Binlerce yılın birikimi olan ortak ilke ve değerlerimizin aşınmasına yol açan bir yönetim anlayışıyla mı yönetiliyoruz? İktidar odakları bu gidişin planlayıcısı mı, uygulayıcısı mı, seyircisi mi? Bu gelişmeler bazı çevrelerin dayatmalarının kaçınılmaz sonucu mudur? Bazı iktidar yöneticilerinin ülke-dünya dengelerindeki temel algılamaları bir yenilmişlik değerlendirmesine mi dayanmaktadır? Belgeli tarihi binlerce yıl olan Türk Devletinin yalnız kendisi için değil komşuları ve diğer ülkeler için de savunduğu egemenlik ve bağımsızlık esasına dayalı, karşılıklı saygı ile yürütülen dış ilişkiler ilkeleri hangi zorunluluklarla gölgelenmektedir? Bazı uluslar arası kuruluşlar, devletler ve bunların temsilcileri mütekabiliyet ve kendi yükümlülüklerine eş zamanlı sadakat ilkelerini söz konusu Türkiye olunca neden kolayca ihmale yeltenmektedirler? Müttefikimiz ülkelerle mevzuat birliğimize rağmen asker gönderme ve kabulde neden farklı usuller uyguluyoruz? Yürütme ve yargının uygulamalarında Anayasa’ya, kanunlara ve özellikle hukuk devletinin temel ilkelerine aykırılıklar zaman zaman tersinden bir sıkıyönetim, olağanüstü hal veya kriz yönetimi anlayışıyla mı yaygınlık kazanmaktadır? Devletin kanun hâkimiyetini, kamu düzenini, kamu güvenliğini ve hukuk istikrarını sağlama görevi hangi anayasal yetkiye dayanarak belirsizlik süreçlerine sokulabilmektedir. Türkiye Anayasa metninin yargıçlarla yazıldığı tek hukuk devleti, Cumhurbaşkanı statüsünün seçim yerine yasa yorumlarıyla gerçekleştiği tek cumhuriyet durumuna nasıl sürüklenmiştir?
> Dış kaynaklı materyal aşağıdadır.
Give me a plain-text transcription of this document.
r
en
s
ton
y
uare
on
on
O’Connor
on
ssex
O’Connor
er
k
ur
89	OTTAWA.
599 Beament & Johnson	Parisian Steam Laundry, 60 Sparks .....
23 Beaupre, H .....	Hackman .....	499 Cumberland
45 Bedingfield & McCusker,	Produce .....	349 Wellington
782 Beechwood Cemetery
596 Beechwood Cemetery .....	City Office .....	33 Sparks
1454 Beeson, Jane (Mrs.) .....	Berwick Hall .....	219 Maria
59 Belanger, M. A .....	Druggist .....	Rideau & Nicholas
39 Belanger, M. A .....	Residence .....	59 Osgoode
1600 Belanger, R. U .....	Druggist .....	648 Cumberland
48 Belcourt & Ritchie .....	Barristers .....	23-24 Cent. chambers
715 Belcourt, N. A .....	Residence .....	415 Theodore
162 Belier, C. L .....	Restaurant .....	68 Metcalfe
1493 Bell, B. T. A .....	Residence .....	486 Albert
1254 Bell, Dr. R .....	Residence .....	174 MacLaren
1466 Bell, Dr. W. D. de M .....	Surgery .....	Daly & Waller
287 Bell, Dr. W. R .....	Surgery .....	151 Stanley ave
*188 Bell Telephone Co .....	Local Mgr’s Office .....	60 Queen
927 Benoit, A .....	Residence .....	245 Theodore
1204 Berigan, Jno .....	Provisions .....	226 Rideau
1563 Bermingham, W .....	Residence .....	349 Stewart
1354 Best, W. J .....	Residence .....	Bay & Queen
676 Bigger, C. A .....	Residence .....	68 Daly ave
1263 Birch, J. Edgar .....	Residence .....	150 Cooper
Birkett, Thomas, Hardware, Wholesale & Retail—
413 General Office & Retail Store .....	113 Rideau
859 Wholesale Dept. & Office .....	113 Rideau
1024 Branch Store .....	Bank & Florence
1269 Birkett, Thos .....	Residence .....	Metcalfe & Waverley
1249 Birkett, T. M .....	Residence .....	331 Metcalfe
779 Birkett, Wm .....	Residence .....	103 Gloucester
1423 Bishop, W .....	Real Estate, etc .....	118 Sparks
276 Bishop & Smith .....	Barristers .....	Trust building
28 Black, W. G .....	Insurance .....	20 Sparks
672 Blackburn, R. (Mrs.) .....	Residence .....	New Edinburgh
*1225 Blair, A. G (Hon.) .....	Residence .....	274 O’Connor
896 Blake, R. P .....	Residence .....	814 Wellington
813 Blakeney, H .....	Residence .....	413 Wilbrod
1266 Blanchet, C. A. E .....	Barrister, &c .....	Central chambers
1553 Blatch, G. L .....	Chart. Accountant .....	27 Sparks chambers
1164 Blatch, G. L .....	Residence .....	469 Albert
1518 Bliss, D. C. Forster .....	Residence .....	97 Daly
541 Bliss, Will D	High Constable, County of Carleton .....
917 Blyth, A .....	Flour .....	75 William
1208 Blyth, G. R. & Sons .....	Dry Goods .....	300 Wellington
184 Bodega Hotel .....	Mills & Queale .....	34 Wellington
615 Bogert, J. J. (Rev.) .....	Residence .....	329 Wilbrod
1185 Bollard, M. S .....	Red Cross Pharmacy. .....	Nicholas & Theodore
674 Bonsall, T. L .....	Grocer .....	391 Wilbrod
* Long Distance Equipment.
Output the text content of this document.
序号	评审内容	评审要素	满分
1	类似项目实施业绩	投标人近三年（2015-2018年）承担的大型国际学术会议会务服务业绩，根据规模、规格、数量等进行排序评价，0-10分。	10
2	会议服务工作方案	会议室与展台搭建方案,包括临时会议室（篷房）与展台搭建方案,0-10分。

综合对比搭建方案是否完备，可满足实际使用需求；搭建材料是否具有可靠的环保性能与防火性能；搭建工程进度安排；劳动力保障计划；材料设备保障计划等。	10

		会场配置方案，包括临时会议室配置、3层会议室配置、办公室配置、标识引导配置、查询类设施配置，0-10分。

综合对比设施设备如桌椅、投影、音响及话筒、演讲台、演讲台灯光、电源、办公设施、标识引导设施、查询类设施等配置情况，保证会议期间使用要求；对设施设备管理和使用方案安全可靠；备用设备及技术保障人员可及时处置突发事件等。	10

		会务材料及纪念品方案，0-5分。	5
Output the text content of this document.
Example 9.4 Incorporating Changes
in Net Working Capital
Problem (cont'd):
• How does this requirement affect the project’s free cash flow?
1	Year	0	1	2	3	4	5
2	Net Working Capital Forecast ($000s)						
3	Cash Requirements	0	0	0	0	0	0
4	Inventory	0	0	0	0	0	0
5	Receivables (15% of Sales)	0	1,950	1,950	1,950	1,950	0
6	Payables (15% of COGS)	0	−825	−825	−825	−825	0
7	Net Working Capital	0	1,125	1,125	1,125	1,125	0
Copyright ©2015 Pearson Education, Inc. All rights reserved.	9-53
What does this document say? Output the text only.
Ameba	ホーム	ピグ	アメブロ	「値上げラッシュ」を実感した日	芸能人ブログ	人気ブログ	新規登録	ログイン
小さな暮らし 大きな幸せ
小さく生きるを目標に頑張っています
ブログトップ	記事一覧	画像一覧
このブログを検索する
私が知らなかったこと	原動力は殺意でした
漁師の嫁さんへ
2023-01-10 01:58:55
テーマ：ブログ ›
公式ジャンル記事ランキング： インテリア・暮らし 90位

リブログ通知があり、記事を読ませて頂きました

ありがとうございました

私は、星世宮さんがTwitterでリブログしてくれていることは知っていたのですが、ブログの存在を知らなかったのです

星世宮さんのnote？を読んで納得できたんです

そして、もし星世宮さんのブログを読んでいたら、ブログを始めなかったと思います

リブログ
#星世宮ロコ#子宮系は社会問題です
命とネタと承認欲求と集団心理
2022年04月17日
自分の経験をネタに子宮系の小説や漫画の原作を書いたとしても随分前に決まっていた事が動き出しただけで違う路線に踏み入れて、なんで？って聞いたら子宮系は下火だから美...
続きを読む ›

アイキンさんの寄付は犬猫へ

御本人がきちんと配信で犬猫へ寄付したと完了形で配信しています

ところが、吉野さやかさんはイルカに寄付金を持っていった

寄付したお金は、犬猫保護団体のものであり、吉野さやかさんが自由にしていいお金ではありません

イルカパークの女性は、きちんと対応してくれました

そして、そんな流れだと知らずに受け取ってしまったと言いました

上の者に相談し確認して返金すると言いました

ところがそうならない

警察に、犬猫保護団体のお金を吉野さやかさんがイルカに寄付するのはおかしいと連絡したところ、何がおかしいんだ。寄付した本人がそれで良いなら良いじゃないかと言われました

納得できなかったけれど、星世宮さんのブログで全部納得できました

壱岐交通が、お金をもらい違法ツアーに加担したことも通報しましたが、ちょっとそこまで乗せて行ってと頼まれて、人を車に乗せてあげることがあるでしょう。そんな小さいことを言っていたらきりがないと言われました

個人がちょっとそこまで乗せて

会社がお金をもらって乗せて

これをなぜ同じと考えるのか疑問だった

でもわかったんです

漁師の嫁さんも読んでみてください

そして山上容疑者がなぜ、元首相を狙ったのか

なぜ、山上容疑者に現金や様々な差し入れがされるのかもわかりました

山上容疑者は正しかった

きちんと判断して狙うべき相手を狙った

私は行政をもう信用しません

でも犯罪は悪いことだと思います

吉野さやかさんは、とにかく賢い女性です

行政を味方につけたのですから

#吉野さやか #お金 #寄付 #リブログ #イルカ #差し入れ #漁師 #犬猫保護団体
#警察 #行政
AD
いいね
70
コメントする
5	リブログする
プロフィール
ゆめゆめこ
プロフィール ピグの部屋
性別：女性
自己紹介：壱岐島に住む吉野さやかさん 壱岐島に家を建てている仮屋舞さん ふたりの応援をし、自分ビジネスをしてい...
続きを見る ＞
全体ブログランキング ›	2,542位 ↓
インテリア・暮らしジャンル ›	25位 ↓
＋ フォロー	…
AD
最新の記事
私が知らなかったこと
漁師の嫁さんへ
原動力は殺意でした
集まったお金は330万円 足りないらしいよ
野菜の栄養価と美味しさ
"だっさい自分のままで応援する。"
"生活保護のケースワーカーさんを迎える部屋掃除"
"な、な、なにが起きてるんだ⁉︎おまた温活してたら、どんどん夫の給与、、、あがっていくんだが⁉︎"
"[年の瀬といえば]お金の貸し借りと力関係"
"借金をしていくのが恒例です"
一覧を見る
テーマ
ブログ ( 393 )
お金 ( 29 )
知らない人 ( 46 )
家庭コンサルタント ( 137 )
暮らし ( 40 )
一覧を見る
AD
Bu sorular ve benzerleri birçoğuna katıldığım, bizzat tespit ettiğim ve somut örnekleri çokça yaşanan olaylardan doğmuştur. Sorunları yeni sorunlarla perdelemek, müsaadeli düşmanlıklarla gerilimler, sahicileştirilmiş başarılarla zaferler sahnelemek bazı güçlerin yönetme ve yönlendirme metodu olsa da, bizim ülkemizin insanlarının irfanını doyurmamaktadır. Durum başka türlü olsaydı halkımız, güç sahiplerinin gücü arttıkça alkışlamakta gönülsüz, güç sahibine yaklaşanları değersizleştirmekte aceleci davranmazdı.

Milletimiz tarihte hep kendi azim ve kararıyla yol almıştır.

Türk Milleti 93 yıldan beri de huzuru ancak, TBMM’nin devlet idaresinde millet iradesini etkin olarak uygulatabildiği dönemlerde bulmuştur. Kaygı, huzursuzluk ve bunalımlar işlerin TBMM’nin etki, gözetim ve denetimi dışına çıktığı veya öyle algılandığı süreçlerde doğmuştur. Günümüzde TBMM’yi yasa yapma, yasaların uygulamalarını denetleme, halkı bilgilendirme ve halkın taleplerini siyasi alana taşıma konularında sıradanlaştıran kaynağı belirsiz oldubittiler, toplumda karşılığını puslu bir ortam ve yön duygusunu yitirmişlik olarak bulmaktadır.

 

Sayın Milletvekili,

Ülkemizdeki puslu ortam bir yandan siyasi, sosyal ve etik bunalımı beslerken diğer yandan marazi ve sapkın bir anlayışla Türk düşmanlığı zemininde buluşanların (ki bunlar herhangi bir milliyete bağlanamazlar, milliyetçi her ulusa saygılıdır, hatta kendi ırklarını üstün görme maluliyeti taşıyan ırkçılardan bile değildirler, ırkçılar hiç olmazsa başkalarının direktifiyle değer düşmanlığı yapmazlar) ölçüsüz taleplerle ortaya dökülmesine yol açmaktadır… Yeni Haçlılık’ın kanlı araçları olan EOKA, ASALA ve PKK gibi örgütlerin lobilerine dayananlar adeta kamu yetkileri kullanmaktadırlar.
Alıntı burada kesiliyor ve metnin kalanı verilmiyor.